Using the assumptions above, that same woman's nest egg would only tally $402,640 if she started saving at age 35, after having spent 10 years out of the work force to raise her children.
You may also lose out on better Social Security benefits. The formula for calculating benefits is based on your best 35 years of earnings, so there is some leeway for taking time off. If, however, your total work history falls short of that mark the government will add in a big, fat zero to make up the difference. As Chalfie notes, this will certainly weigh on your Social Security income.
On the plus side, you have the option to receive half of your husband's Social Security benefits should they be higher than yours. If you divorce before you reach retirement age, then you will need to have been married for a minimum of 10 years in order to qualify for spousal benefits.
Minimize the minus signs
What should you do to minimize damage to your nest egg?
For starters, leave your retirement plan intact when you quit your job, since redoing the kitchen with your retirement funds makes little economic sense.
"There are emergencies in life but it is never a good idea to cash out your 401(k)," Chalfie stated. "If they are cashing out their 401(k)s, that's just one more leg of the stool that is gone for women."
If by staying at home you've decreased your childcare costs then you may want to use some of that money towards your IRA. Don't worry about not being able to contribute the maximum amount either.
"People will say, I don't have $3,000. Well you don't have to," said Cindy Hounsell, executive director at the Women's Institute for a Secure Retirement (WISER). "You can put $500 into your IRA. You can put $1,000 in your IRA."

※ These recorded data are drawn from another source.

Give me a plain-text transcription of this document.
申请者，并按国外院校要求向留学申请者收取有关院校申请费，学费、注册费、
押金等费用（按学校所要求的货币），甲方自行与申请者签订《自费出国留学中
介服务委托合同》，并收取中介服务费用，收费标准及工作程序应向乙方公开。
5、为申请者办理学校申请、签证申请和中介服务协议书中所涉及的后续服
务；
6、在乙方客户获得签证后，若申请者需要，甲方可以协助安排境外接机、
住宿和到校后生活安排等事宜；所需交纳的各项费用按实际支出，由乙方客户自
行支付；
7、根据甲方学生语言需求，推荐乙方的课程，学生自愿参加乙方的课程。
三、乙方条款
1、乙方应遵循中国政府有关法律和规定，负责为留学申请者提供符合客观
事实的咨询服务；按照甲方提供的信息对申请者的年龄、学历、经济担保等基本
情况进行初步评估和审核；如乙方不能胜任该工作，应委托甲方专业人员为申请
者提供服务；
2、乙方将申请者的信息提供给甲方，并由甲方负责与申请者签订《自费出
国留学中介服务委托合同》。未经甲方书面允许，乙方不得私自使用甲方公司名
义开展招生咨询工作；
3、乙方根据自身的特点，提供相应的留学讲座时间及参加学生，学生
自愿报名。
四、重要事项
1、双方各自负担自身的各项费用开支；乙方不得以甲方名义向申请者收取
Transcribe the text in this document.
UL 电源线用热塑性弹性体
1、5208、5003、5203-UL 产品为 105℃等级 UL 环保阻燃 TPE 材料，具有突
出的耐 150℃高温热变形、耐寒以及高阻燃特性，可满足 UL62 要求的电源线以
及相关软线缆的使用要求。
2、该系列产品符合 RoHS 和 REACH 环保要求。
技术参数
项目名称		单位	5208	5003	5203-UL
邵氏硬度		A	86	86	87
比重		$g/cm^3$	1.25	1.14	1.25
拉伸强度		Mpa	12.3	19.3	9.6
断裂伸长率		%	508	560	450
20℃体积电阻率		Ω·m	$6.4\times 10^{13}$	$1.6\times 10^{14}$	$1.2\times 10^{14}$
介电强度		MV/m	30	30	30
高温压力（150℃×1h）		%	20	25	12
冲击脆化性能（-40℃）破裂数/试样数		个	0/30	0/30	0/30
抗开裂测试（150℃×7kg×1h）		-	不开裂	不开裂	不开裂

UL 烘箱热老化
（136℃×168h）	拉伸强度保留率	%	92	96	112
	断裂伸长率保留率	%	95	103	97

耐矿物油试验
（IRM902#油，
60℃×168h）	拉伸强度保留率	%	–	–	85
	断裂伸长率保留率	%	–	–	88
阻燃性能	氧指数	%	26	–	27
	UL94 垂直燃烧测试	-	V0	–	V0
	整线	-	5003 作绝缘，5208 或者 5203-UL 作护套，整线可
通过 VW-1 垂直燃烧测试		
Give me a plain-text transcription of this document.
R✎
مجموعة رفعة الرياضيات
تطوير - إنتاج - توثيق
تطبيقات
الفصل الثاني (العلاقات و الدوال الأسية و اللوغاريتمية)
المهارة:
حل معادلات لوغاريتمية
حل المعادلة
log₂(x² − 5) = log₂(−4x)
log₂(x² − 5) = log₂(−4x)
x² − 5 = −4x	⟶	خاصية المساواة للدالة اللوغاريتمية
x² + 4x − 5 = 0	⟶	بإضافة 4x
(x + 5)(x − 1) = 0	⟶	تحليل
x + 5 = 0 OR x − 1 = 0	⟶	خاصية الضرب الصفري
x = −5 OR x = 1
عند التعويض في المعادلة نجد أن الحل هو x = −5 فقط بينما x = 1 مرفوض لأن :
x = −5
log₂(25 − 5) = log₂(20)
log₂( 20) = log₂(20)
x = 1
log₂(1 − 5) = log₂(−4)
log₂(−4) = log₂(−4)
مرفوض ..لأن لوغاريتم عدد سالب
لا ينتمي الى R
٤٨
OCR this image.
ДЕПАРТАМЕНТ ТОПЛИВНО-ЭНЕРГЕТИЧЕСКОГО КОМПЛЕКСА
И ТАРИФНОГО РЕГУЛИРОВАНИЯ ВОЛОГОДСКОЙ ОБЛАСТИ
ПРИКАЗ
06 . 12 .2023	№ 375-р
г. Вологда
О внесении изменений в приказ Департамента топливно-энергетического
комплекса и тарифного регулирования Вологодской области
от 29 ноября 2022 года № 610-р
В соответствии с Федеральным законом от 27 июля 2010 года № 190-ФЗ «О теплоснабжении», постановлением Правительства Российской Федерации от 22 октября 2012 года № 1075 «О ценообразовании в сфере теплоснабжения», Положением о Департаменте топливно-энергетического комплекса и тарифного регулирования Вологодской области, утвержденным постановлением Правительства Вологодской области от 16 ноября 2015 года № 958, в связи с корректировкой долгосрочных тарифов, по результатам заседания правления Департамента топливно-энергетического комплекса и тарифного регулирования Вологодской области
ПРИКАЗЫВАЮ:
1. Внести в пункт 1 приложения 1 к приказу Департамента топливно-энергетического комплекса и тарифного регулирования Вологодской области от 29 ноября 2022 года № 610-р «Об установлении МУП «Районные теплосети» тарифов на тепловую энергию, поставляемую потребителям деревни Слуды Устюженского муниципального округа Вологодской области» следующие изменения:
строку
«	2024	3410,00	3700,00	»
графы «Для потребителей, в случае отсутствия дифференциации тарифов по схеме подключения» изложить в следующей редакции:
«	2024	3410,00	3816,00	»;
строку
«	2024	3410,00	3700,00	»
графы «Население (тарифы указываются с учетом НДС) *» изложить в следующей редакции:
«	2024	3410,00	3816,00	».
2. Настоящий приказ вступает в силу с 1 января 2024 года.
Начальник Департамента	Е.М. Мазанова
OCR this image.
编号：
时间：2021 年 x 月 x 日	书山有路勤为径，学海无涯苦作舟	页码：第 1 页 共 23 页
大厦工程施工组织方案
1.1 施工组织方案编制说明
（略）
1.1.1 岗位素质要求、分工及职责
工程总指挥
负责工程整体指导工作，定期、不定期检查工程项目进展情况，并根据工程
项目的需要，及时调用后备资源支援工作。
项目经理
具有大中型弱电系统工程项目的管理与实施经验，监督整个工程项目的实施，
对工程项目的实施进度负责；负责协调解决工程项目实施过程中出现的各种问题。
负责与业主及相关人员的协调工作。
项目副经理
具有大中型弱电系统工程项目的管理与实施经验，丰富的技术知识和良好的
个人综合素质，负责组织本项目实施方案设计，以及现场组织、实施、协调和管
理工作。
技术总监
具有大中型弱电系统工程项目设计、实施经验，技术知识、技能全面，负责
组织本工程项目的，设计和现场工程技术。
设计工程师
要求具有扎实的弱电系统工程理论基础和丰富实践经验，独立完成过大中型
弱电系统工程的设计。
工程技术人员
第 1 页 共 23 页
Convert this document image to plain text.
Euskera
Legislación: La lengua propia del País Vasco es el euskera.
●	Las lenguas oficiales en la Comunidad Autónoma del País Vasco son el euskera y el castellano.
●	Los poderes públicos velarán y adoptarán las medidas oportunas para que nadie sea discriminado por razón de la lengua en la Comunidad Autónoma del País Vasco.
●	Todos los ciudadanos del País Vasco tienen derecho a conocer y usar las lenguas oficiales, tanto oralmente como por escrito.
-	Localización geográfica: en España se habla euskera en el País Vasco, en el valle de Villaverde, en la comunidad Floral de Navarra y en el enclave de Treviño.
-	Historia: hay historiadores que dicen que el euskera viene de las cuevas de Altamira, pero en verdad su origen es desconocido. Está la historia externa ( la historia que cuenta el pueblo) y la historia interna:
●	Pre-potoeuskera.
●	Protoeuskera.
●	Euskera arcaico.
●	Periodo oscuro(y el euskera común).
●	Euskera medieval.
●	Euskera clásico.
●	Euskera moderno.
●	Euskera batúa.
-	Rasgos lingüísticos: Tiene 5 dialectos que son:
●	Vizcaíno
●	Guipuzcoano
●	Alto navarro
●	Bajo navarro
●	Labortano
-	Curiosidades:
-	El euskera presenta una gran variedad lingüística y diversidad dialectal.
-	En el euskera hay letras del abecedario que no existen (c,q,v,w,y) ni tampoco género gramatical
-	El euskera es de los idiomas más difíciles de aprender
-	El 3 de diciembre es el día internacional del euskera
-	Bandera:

Hounsell also advises couples to look into disability insurance in addition to life insurance, even if it is expensive, as a long-term physical impairment can decimate savings.
Keep one foot in the work force
One of the best things you can do, experts say, is keep one foot in the working world -- whether that means working part-time or as a consultant, or by simply taking classes to keep your skills up-to-date. At the very least, volunteering or reading professional journals may help you stay just a tad bit ahead of the curve.
"For people who are out of the work force it is particularly important to keep abreast of developments in their field and to attempt as much as possible to keep their skills up to par," said Sara Rix, senior policy advisor for AARP.
But working part-time will also allow you to continue your Social Security contributions.
"These may not be your high wage years, but they are not your zero years," Chalfie said.
More than the money, working gives you a long-term advantage as having a continuous work history often helps you command a decent salary and a good benefits package when you do re-enter the job market full-time.
This is an updated version of an article that originally ran February 38, 2000.